27. Il est vrai que le gouvernement grec fait également valoir que l’incompatibilité prévue par la constitution nationale a aussi pour but la défense du pluralisme de la presse et des médias. Il s’agirait d’éviter qu’un pouvoir adjudicateur ne puisse faire pression sur une entreprise de médias candidate à l’attribution d’un marché de travaux et ainsi s’assurer d’une certaine bienveillance dans la présentation qu’elle donne de sa politique; ou encore, comme cela a été soutenu par le gouvernement
grec, il s’agirait de prévenir le fait pour une entreprise de médias, candidate à l’attribution d’un marché de travaux de chercher, par l’engagement ou la pratique d’une présentation bienveillante de la politique des pouvoirs publics, au sacrifice de l’indépendance et du pluralisme de la presse, à influer sur la décision finale d’adjudication du marché.
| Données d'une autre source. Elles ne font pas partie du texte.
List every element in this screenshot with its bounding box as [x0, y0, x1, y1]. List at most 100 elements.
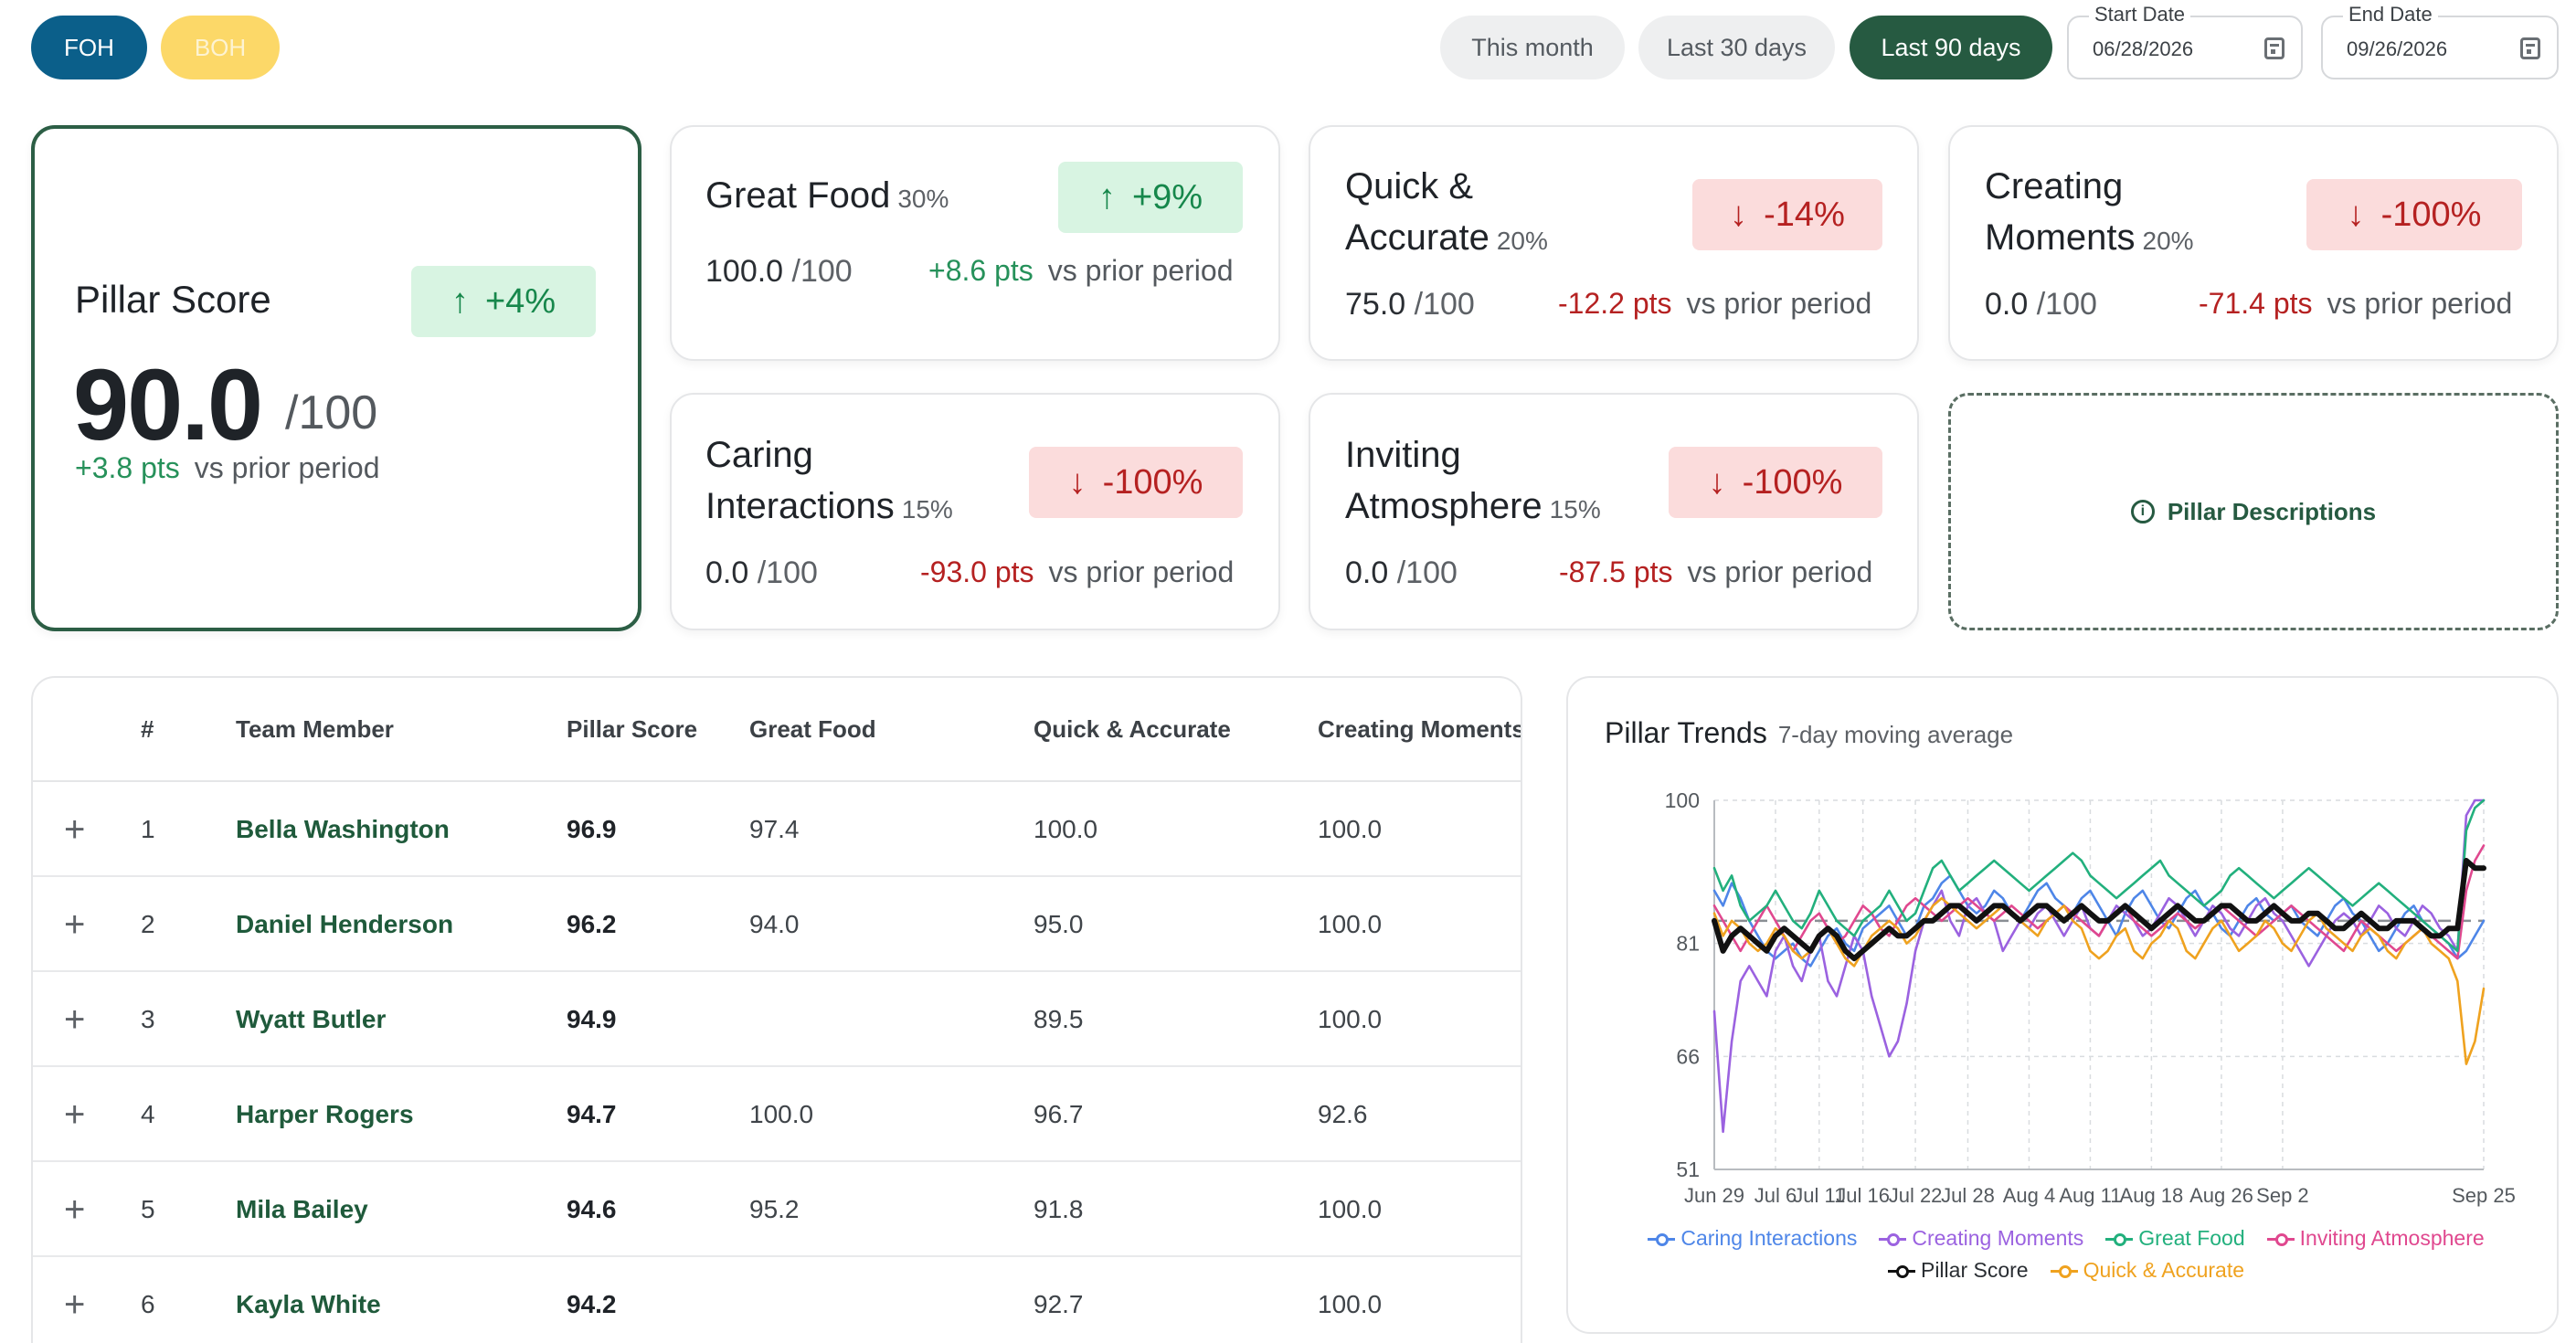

Mais en vérité, dans le contexte particulier de l’attribution des contrats publics, cet objectif proclamé de défense du pluralisme de la presse
ne présente qu’un caractère subsidiaire qui n’a pas de réelle autonomie par rapport au but de garantie de la transparence et de l’égalité de traitement. Ce n’est en effet que si et dans la mesure où l’entité adjudicatrice ne respecterait pas, dans le processus de sélection des candidats, des critères objectifs, transparents et non discriminatoires qu’elle pourrait se servir de son pouvoir d’attribution du marché, soit pour exercer une influence sur la politique éditoriale d’une entreprise de
médias candidate à l’attribution d’un marché de travaux, soit pour «récompenser» la politique éditoriale de cette entreprise.
28. En d’autres termes, les motifs d’exclusion prévus par le droit grec tendent à prévenir des conflits d’intérêt entre les entités adjudicatrices et les entreprises de médias qui pourraient encourager des pratiques de corruption active et passive de nature à fausser le processus de sélection des adjudicataires de marchés de travaux. Il apparaît donc que des dispositions telles que celles en cause dans l’affaire au principal participent du respect de l’égalité de traitement nécessaire à l’objectif
de développement d’une concurrence effective poursuivi par la réglementation communautaire des marchés publics. Il apparaît aussi qu’elles répondent à un besoin en la matière, qui n’était pas couvert par les dispositions de la directive 93/37. En atteste le fait que la directive 2004/18, qui s’est substituée à la directive 93/37, a ajouté de nouveaux cas d’exclusion de la participation aux procédures d’attribution des marchés publics, notamment celui de corruption ( 33 ), qui couvrent
partiellement l’hypothèse visée par la Constitution grecque.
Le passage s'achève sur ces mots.